The Legacy 450 follows the introduction by one year of its slightly larger and longer-range sibling, the Legacy 500, as well as the Lineage 1000, Legacy 650 and 600 and the Phenom 300 and 100 jets.

From having no position in the business aviation market 15 years ago, Embrear now occupies seven of eight major market segments, ranging from the entry-level Phenom 100 to the VIP Lineage 1000, a derivative of the Embraer 190 airliner.

The Legacy 450 fills a critical gap that bridges the size normally found in the super-light category and performance usually associated with midsize jets. It will compete against the Cessna Citation Latitude, which achieved certification from the US Federal Aviation Administration (FAA) two months ago.

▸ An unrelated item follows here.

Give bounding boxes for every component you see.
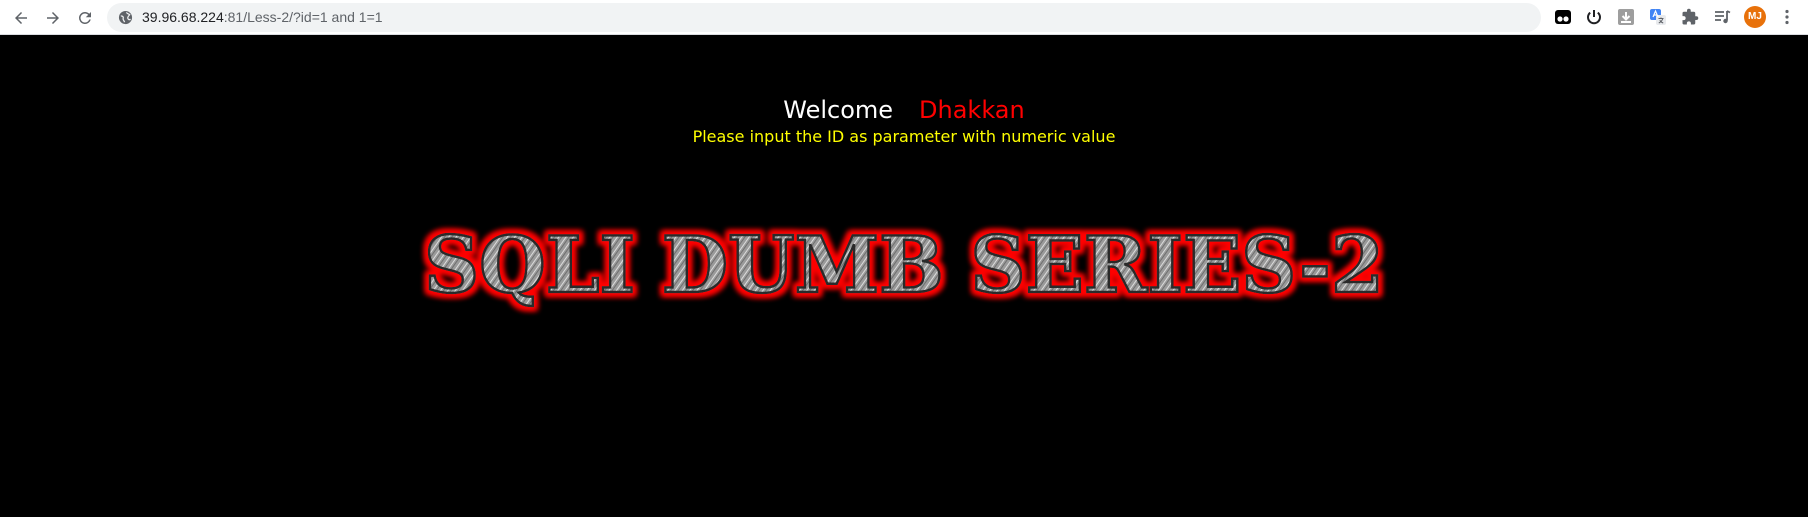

The type certificate for the Legacy 450 was granted after the ANAC verified 1,600 requirements in ground and flight tests. Embraer’s newest jet also benefited from the previous type approval for the Legacy 500, which verified 7,500 test points, Dino Ishikura, ANACs head of the department of airworthiness, said during a ceremony at the Latin American Business Aviation Convention and Exhibition (LABACE).

The Legacy 450 and Legacy 500 formed the last two pieces of Embraer’s announced plans to penetrate the business jet market. But both have entered the production phase amidst a global softening of sales in the midsize segment. The timing also coincides with an unfolding economic crisis in Brazil, where both types are expected to compete especially well against rivals.

In late July, Embraer announced that only five Legacy 500 jets were delivered in the first half of 2015. The company had planned to ramp up slowly to incorporate reliability improvements, but the market’s softness also limited sales.

“2015 was not as good a year as we thought,” Embraer executive jets president and chief executive Marco Tulio Pellegrini tells Flightglobal.

But Embraer expects to report a “hot second semester” for aircraft deliveries this year, Pelligrini adds, while expecting much better economic conditions in 2016.

Embraer plans to receive type certificates for the Legacy 450 from the FAA and the European Aviation Safety Agency within a few weeks, followed by delivery of the first customer delivery in the fourth quarter.